As of earlier this week, only 48% of Metro personnel had been fully vaccinated against the virus that has killed at least 5,797 Nevadans since the onset of the pandemic in March 2020.

Those figures include at least two Metro officers. Lt. Erik Lloyd, 53, died from the virus last July. The agency earlier this month announced the death of Officer Jason Swanger.

Metro’s vaccination rate tracks with the 47% of people age 12 and older who’ve been fully vaccinated in Nevada, according to state data.

With a larger population, Clark County has felt the brunt of the virus.

In Nevada, more than 348,000 people have tested positive for COVID-19, and the positivity rate is increasing as the more transmissible delta variant has gripped much of the country.

As of Thursday, 203 patients suspected of being infected by the virus were in intensive care units — 100 of them on ventilators, state data shows.

In the video, Jenkins admitted that prior to his illness, he was a COVID-19 skeptic. It’s just another flu, masks are useless, he said he would express. He would even joke about it, he said.

Among the 32 officers in Metro SWAT, the five who’ve tested positive for COVID-19 were the only ones not vaccinated, Jenkins said.

Even when he tested positive in late June, Jenkins thought he would be healed in a few days. But on July 1, he said, he couldn’t breathe and drove himself to the hospital.

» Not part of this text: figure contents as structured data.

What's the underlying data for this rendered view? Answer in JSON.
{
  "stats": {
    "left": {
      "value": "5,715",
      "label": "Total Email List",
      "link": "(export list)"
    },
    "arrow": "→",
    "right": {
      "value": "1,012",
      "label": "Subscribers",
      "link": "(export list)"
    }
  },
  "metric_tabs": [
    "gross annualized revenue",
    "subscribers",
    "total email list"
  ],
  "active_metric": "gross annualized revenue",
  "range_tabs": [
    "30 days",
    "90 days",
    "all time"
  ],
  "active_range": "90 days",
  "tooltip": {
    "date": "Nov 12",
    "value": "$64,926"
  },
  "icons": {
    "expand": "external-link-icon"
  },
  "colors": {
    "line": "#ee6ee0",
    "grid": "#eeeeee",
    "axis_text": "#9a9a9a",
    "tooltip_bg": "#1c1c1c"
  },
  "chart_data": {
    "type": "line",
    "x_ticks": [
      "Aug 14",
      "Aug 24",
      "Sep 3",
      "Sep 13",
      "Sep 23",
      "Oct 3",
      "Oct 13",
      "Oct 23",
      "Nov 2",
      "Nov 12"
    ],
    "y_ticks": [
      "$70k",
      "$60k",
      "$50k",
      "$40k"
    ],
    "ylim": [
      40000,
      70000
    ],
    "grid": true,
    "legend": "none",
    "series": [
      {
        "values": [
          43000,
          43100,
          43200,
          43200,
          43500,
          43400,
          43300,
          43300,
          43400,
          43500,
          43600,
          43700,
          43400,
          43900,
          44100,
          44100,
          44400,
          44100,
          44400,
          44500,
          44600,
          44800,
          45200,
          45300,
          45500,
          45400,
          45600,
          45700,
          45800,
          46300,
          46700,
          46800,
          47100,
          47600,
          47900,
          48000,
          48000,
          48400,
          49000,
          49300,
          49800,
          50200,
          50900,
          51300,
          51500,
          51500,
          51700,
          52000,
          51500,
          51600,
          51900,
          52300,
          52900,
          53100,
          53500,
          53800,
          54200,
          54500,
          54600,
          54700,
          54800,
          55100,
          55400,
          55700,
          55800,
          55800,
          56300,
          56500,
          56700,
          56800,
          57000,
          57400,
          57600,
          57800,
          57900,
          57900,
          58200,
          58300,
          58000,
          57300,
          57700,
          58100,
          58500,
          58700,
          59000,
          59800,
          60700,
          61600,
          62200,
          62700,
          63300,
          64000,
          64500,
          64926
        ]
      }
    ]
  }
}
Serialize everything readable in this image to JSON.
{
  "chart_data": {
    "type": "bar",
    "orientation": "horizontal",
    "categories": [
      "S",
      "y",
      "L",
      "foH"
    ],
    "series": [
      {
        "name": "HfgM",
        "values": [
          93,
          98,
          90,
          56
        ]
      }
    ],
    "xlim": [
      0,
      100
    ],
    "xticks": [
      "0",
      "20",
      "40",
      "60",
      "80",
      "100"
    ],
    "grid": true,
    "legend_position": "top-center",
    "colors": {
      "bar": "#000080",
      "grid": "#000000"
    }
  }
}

He said he was admitted that day and was hospitalized for more than a week.

“COVID is not a joke,” he said. “I”m here to tell you it almost took me off this planet.”

“How wrong was I,” he said about not taking it seriously.

Jenkins, who now keeps a mask on him, said he hadn’t fully recovered and he lost 20 pounds from an already slim body.

As soon as he makes a full recovery, Jenkins said, he is going to get the vaccine.

“Go get the damn shot,” he implored the community. “Period.”